In the BEESTS approach, the finishing times of the go and stop runners are modeled as ex-Gaussian distributions with parameters \(\mu\), \(\sigma\), and \(\tau\)97. The first two parameters reflect the mean and standard deviation of the Gaussian component and the latter the exponential component, accounting for the long slow tail that is characteristic ofRT distributions. The mean of the finishing time distributions (i.e., mean Go-RT and mean SSRT) is the sum of the \(\mu\) and \(\tau\) parameters (i.e., \({\mu }_{go}+{\tau }_{go}\) and \({\mu }_{stop}+{\tau }_{stop}\)). To account for go and stop runner start deficiencies, we used an augmented version of the standard BEESTS that also estimates the parameters P(TF) and P(GF), the probability of triggering the stop and go runners, respectively8,101.

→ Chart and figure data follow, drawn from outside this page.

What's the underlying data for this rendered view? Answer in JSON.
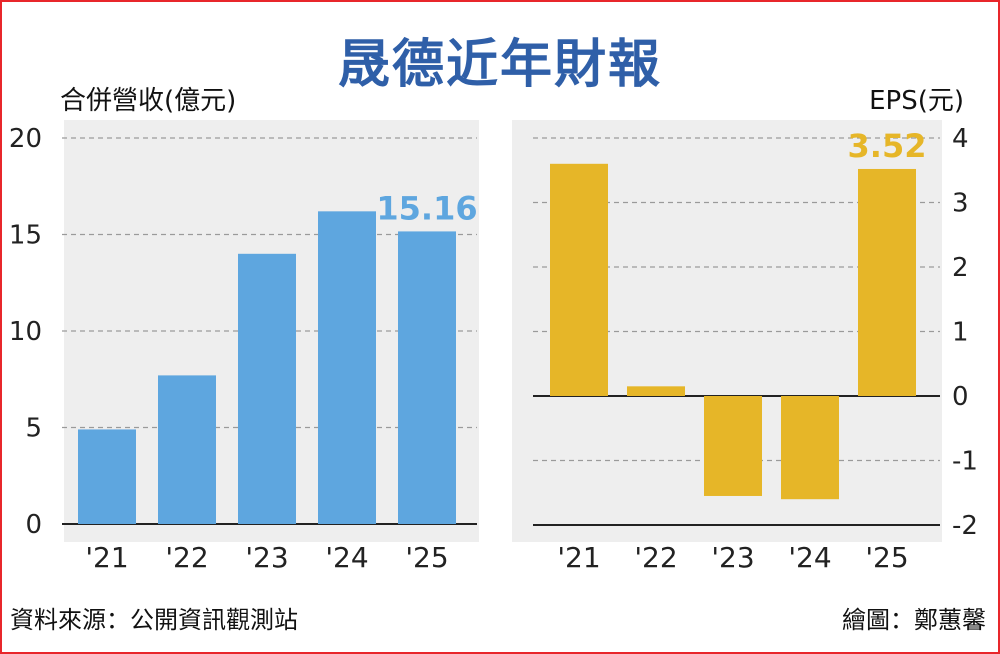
{
  "title": "晟德近年財報",
  "source": "資料來源：公開資訊觀測站",
  "credit": "繪圖：鄭蕙馨",
  "colors": {
    "revenue_bar": "#5ea6df",
    "eps_bar": "#e6b628",
    "title": "#2f5fa8",
    "frame": "#e8262b",
    "panel": "#eeeeee"
  },
  "chart_data": [
    {
      "type": "bar",
      "ylabel": "合併營收(億元)",
      "categories": [
        "'21",
        "'22",
        "'23",
        "'24",
        "'25"
      ],
      "values": [
        4.9,
        7.7,
        14.0,
        16.2,
        15.16
      ],
      "ylim": [
        0,
        20
      ],
      "yticks": [
        "0",
        "5",
        "10",
        "15",
        "20"
      ],
      "ytick_values": [
        0,
        5,
        10,
        15,
        20
      ],
      "annotation": {
        "category_index": 4,
        "text": "15.16"
      },
      "grid": true,
      "yaxis_side": "left"
    },
    {
      "type": "bar",
      "ylabel": "EPS(元)",
      "categories": [
        "'21",
        "'22",
        "'23",
        "'24",
        "'25"
      ],
      "values": [
        3.6,
        0.15,
        -1.55,
        -1.6,
        3.52
      ],
      "ylim": [
        -2,
        4
      ],
      "yticks": [
        "-2",
        "-1",
        "0",
        "1",
        "2",
        "3",
        "4"
      ],
      "ytick_values": [
        -2,
        -1,
        0,
        1,
        2,
        3,
        4
      ],
      "annotation": {
        "category_index": 4,
        "text": "3.52"
      },
      "grid": true,
      "yaxis_side": "right"
    }
  ]
}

After removing all choice errors on go-trials, the model was estimated separately for each experimental condition. To account for the nested data structure, we used hierarchical modeling103. For signal response trials (i.e. stop-signal trials), the accuracy of responses with respect to the go stimulus was not recorded, so it was not possible to distinguish between correct and incorrect choices. It is therefore possible that stop-signal trials with incorrect choice data were included in the analysis. However, given the overall low error rate on go-trials, we did not expect the model parameters to be considerably biased by incorrect signal-response trials. Appendix 1 shows the model parametrization and the weakly informative hyperpriors that restricted the parameters to a plausible range. We used the Dynamic Models of Choice software100 in the programming environment R (R Core Team, 2019) to fit the models. We assessed model convergence by visually inspecting the Markov chain Monte Carlo (MCMC) chains and by using univariate and multivariate proportional scale-reduction factors (\(\widehat{\mathrm{R}}\) < 1.1)104,105. The model fits were evaluated using posterior predictive checks. Overall, they provided a good account of the data (see Appendix 1 for more details regarding the fitting procedure and model assessment).

Ethics statement

The study was approved by the local ethics committee of the Medical Faculty at Leipzig University (# 440/20-ck). All methods were performed in accordance with the relevant guidelines and regulations. All participants provided written informed consent.